As of Wednesday, 29 vessels, with 300,000 tonnes of food and 192,000 tonnes of fuel, had been blocked, while UN ships carrying $10m worth of health and nutrition supplies and 25,000 tonnes of wheat were waiting to berth at Hodeidah, according to another UN statement.
"Without fuel, the vaccine cold chain, water supply systems and waste water treatment plants will stop functioning. And without food and safe water, the threat of famine grows by the day," the UN agency heads said.
At least one million children are at risk if a fast-spreading diphtheria outbreak is not stopped in its tracks, and the lives of 400,000 pregnant women and their babies are under threat because of the lack of medicines.
The UN has listed Yemen as the world's number one humanitarian crisis, with 17 million people in need of food, seven million of whom are at risk of famine.
Yemen is also battling one of the world's worst outbreaks of cholera that has left nearly one million people ill and killed 2,200 people.
The number of new cholera cases has declined for the last eight weeks, Sherin Varkey, Unicef deputy representative in Yemen, said in a telephone interview from Sanaa on Thursday.

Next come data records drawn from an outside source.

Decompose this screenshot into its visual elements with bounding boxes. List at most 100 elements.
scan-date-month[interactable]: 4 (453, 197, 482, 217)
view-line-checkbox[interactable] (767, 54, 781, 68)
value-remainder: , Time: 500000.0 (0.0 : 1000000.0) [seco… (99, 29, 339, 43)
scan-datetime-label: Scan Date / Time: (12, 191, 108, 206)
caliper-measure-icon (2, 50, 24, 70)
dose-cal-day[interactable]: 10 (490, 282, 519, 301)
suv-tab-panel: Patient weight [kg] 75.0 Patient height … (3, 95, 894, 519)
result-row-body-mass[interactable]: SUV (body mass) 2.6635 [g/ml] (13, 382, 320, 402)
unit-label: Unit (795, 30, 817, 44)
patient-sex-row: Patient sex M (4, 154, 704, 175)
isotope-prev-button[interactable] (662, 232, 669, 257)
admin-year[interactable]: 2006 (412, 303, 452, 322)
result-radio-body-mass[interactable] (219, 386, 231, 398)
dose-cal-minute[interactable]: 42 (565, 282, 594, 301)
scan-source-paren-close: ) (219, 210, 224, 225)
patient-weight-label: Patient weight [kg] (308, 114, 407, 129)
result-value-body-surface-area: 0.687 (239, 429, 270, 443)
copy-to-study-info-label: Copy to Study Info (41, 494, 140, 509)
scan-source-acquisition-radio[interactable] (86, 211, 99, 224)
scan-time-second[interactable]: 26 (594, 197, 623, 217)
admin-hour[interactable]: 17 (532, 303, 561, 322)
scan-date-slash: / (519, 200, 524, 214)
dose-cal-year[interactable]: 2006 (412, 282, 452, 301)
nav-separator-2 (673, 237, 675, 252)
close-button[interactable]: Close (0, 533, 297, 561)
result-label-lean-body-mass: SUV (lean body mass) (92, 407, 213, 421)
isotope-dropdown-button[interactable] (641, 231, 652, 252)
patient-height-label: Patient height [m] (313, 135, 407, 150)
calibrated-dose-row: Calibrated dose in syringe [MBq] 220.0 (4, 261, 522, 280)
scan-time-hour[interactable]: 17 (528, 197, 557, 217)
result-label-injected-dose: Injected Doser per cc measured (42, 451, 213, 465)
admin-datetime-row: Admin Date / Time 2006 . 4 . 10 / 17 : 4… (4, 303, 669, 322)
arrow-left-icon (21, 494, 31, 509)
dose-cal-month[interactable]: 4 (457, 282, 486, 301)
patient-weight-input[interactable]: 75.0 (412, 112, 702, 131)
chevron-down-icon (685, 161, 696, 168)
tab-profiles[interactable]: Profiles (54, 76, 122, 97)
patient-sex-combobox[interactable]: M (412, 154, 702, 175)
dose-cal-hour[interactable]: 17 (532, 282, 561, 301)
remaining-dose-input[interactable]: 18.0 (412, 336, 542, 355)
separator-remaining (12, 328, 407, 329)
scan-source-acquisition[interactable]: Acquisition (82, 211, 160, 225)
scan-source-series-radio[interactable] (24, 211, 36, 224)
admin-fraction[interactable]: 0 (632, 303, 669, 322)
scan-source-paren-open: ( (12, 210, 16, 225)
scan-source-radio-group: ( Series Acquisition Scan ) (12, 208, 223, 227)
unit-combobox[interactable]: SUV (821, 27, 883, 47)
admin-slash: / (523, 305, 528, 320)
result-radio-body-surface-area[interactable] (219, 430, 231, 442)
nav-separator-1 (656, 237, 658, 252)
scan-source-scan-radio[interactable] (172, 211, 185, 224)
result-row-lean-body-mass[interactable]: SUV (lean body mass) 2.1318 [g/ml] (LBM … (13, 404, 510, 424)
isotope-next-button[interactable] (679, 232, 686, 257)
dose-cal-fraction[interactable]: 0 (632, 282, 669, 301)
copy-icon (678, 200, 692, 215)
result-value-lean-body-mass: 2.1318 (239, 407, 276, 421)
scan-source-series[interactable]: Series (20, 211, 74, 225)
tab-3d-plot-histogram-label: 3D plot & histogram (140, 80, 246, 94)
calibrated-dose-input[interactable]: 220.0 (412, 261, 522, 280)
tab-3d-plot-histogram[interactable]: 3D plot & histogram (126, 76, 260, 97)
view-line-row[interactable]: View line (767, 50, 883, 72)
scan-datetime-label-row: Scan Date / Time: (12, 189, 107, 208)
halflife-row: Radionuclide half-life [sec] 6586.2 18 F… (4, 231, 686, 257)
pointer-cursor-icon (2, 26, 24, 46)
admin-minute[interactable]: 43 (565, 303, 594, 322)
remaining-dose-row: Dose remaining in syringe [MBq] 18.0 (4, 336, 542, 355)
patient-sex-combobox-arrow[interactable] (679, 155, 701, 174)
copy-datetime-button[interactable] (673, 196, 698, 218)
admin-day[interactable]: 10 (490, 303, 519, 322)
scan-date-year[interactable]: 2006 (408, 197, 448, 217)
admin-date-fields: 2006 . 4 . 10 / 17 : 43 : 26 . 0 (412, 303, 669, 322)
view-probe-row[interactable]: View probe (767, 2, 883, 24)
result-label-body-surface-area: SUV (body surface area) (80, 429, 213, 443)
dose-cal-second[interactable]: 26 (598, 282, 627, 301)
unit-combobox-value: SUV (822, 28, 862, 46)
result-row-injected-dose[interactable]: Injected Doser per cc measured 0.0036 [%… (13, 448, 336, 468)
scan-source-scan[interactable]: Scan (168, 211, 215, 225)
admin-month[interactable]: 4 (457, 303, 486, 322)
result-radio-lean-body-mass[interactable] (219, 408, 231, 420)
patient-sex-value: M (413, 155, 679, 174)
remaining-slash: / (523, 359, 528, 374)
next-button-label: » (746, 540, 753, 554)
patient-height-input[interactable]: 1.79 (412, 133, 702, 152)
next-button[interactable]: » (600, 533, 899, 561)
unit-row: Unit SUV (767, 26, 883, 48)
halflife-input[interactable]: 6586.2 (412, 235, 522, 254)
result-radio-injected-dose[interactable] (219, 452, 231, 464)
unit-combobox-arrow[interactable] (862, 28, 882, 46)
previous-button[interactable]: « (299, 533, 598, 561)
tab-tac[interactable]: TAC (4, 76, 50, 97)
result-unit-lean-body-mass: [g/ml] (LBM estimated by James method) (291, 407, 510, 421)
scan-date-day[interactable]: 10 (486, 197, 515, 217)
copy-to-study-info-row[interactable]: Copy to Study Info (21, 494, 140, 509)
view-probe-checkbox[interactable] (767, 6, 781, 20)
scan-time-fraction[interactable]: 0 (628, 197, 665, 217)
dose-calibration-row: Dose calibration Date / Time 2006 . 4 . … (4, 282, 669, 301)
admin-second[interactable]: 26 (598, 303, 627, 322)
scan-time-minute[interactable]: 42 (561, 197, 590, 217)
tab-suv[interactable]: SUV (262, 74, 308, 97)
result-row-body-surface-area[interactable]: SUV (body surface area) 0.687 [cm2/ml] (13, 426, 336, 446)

The government-controlled port of Aden has reopened and Sanaa airport is operating for commercial flights, but this was inadequate as "needs are so huge", he said.
"There is a fuel crisis. Some estimates say fuel will only last in the country for 20 days because of the blockade and challenges of getting fuel into the country," Varkey said. UNICEF is helping provide clean water to six million Yemenis by ensuring fuel is delivered to water pumping stations in cities, he said.
"Our worry is with the fuel shortage - this could affect and even, we assume, reverse the declining trend [in cholera]," he said.